Once the prototype is drafted as above, it’s critical to validate if the connections, keys, and overall model actually work when data starts flowing through its veins. Plugging in the physical data sources is a fatal blunder at this stage.
It would unnecessarily loop in the analytics engineer and get them stuck in frustrating iterations of data mapping every time a flaw is discovered in the prototype. Exploring and discovering data and then transforming it for the right mapping is a longer process and, therefore, inefficient unless the prototype is declared a working model.
This calls for sophisticated mock data as a service. In one of our internal surveys on analytics engineers, we found that generating data for testing was surprisingly challenging, given the intricacies and patterns of different domain data on which insight-generating pipelines depend like a stack of dominoes.
This is why mock or synthetic data needs to imitate closely the original data that will be plugged into the prototype (say, CRM data from industry ‘x’). For instance, the Accounts and Contacts data should simulate the 1:N relationship or foreign keys and primary keys should be populated in sync, etc.
Given the advent of advanced AI during the last couple of years, realistic mock data for testing purposes is no longer a frustrating rule-based and iterative cycle. We’ll not go into the details behind such AI algorithms in the scope of this piece.

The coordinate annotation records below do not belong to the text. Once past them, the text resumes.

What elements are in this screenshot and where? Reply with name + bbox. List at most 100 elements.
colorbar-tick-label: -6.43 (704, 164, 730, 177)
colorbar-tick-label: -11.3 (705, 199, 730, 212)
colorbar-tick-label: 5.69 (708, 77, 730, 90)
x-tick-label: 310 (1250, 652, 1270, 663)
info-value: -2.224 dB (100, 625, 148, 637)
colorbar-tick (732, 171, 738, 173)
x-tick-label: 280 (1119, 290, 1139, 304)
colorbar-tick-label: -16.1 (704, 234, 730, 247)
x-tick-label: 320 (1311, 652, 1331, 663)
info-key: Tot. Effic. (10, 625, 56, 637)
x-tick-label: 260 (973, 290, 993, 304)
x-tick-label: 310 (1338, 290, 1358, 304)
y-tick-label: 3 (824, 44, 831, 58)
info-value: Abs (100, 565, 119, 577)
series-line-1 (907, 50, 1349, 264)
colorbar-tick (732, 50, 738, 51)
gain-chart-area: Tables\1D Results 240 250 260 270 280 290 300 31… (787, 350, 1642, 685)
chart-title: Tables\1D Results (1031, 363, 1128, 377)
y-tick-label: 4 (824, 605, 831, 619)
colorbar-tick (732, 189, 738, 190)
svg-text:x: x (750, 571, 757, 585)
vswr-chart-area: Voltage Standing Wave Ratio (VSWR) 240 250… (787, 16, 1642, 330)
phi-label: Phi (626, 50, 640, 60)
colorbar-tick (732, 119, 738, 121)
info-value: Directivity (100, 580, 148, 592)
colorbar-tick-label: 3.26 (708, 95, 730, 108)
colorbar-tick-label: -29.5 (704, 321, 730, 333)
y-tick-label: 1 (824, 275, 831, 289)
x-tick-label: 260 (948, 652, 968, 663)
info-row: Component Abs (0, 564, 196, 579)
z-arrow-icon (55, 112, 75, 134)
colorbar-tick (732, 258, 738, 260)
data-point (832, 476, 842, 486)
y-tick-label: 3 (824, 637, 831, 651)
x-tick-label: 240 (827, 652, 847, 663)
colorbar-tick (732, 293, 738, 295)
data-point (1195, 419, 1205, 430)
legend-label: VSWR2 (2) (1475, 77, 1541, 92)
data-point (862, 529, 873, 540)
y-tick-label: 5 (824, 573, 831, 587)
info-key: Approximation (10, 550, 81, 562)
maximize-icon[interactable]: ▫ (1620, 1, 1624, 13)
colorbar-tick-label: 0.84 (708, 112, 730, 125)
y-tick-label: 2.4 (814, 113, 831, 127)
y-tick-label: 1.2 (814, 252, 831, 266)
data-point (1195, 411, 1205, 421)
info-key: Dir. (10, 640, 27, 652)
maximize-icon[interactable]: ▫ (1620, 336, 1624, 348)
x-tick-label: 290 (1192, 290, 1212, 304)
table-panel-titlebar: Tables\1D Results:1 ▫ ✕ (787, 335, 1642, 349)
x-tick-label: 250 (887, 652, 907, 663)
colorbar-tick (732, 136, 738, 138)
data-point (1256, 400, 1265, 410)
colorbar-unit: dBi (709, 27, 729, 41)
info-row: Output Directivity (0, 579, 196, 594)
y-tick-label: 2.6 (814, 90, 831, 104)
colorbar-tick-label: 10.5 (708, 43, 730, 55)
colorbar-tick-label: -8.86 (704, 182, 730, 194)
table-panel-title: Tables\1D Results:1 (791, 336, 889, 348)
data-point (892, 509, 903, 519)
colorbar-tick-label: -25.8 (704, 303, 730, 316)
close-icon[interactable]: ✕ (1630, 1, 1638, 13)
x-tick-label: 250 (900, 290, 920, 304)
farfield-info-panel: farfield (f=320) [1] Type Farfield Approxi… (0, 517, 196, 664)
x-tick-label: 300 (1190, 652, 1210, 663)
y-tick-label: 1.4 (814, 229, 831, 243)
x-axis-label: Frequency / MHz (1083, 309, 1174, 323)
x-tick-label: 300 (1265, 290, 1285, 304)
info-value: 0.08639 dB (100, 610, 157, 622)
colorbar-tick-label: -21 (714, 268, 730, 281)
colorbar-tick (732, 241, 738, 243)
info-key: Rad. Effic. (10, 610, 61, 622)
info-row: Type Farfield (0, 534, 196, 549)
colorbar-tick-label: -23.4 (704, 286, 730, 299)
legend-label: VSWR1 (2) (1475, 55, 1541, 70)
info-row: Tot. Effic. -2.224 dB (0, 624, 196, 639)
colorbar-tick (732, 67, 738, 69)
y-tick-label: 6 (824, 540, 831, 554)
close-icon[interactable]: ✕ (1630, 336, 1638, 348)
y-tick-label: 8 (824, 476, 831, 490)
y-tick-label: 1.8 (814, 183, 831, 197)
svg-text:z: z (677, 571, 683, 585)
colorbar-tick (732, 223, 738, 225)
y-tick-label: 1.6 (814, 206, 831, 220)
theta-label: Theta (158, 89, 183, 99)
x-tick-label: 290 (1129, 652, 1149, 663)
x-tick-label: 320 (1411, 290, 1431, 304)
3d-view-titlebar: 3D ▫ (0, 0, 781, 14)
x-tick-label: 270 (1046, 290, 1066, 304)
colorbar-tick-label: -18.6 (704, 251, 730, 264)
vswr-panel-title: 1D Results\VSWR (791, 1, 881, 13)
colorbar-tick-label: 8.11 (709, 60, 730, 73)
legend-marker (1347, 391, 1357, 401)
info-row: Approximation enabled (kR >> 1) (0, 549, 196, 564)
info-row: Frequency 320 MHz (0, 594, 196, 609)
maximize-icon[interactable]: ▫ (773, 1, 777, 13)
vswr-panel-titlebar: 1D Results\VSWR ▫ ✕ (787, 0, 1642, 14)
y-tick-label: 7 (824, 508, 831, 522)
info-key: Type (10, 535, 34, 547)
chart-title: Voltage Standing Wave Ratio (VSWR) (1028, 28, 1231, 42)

Once the prototype is validated through mock data, it needs to be activated as a Data Product. While a Self-Service Infrastructure (SSI) comes into play from the very first step, we’ll especially stress on it here as it has a significantly impactful role in bringing the data product to life.
To activate the prototype (logical model), you simply need to put together four puzzle pieces.
Without SSI, these four pieces aren’t as simple as just four puzzle pieces anymore. They’re suddenly equivalent to hundreds of pieces due to factors like continuous credential management, configuring workflows and services from scratch, integrating multiple tools and ensuring they work with each other, endless complex transformations that only a few old-time devs can comprehend, and on and on.
A self-serve infrastructure productises the process of developing data products - a single-minded focus on the outcome and user needs. The ‘Whats’ and ‘Whys’ instead of the ‘Hows’.
Self-service = having resources ready to use based on the user requirements (from analytics engineering in this case) Example: The analytics engineer only declares i/p o/p locations and transformation steps for data mapping, and the SSI furnishes ready-to-use workflows, services, secrets, i/p & o/p connectors, monitors, and other such resources to run the transformation.
Examples of some self-serve resources in a self-serve infrastructure are workflow, service, policy, monitor, secret, compute, cluster, contract, and others. The analytics engineer needs to only write declarative references to the resources to put together the four pieces of the product generator (i/p & o/p ports, SLOs, transforms).